Mobile games may hurt the retail sector

Mobile games create problems for game retailersMobile games have found success, perhaps at the expense of retailers

There can be no denying the utter success that mobile games have seen in recent years. The game industry has begun to shift to be more accommodating of mobile consumers, while many developers have made a name for themselves through an exclusive focus on mobile games. Even developers that have traditionally clung to console games have begun entering into the mobile space. While mobile games have solidified the success for many in the game industry, it may take a disastrous toll on the retail sector.

Analysis suggests that game retailers may face uncertain future

Games are not the only things that are changing in the game industry; the way people get their games is evolving as well. In the past, consumers would have to visit physical stores to pick up games that they had been looking forward to. With the advent of mobile technology, and an increasing focus on Internet business, these stores are beginning to see less traffic. With mobile games pushing to dominate the game industry, these stores may actually see closure, according to 24/7 Wall St., a market analysis and news group.

Gamestop experiences turbulence in game market

Gamestop, a U.S.-based game retailer, may fall victim to the success of mobile games and the changing game industry landscape. For several years, Gamestop has sold games to avid consumers and boasts of more than 4,400 stores throughout the U.S. The company has done very well in solidifying its position in the game industry through its various partnerships with game developers. Despite these partnerships, however, the retailer has been seeing less in-store traffic, though its Internet traffic has increased significantly over the past several years.

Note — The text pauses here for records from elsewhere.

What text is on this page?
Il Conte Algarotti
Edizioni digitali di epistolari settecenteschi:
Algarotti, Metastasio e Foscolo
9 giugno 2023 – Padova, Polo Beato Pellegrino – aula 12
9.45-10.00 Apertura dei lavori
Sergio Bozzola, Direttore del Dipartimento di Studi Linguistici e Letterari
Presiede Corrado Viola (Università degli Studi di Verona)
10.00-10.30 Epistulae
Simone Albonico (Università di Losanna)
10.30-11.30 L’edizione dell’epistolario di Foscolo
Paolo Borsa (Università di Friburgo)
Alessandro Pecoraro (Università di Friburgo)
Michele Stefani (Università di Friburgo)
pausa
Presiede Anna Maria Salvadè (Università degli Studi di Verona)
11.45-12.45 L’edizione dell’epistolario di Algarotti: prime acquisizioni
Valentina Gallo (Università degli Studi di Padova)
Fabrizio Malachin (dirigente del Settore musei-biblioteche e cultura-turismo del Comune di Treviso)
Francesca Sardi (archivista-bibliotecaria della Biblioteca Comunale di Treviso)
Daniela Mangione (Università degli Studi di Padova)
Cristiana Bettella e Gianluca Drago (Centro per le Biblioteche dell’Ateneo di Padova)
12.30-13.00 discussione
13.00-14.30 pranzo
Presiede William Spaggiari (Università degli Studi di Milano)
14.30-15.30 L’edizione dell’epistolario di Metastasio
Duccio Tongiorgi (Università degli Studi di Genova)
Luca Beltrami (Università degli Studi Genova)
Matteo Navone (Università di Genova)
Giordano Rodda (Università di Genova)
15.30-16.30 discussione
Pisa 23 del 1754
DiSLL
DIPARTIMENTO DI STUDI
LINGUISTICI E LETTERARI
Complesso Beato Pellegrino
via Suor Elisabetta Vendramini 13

Retailer expected to close 500 stores in the future

In November of 2012, Gamestop announced that it would be closing 200 of its stores in 2013. Mobile games were cited as part of the reason behind the closing of these stores. The retailer is projected to close an additional 500 stores in  the coming years due to the impact of mobile games and other elements within the game industry. The company’s gross profit for the third quarter of 2012 show that its three core product segments have been hit hard. These segments are new hardware, new software, and used products.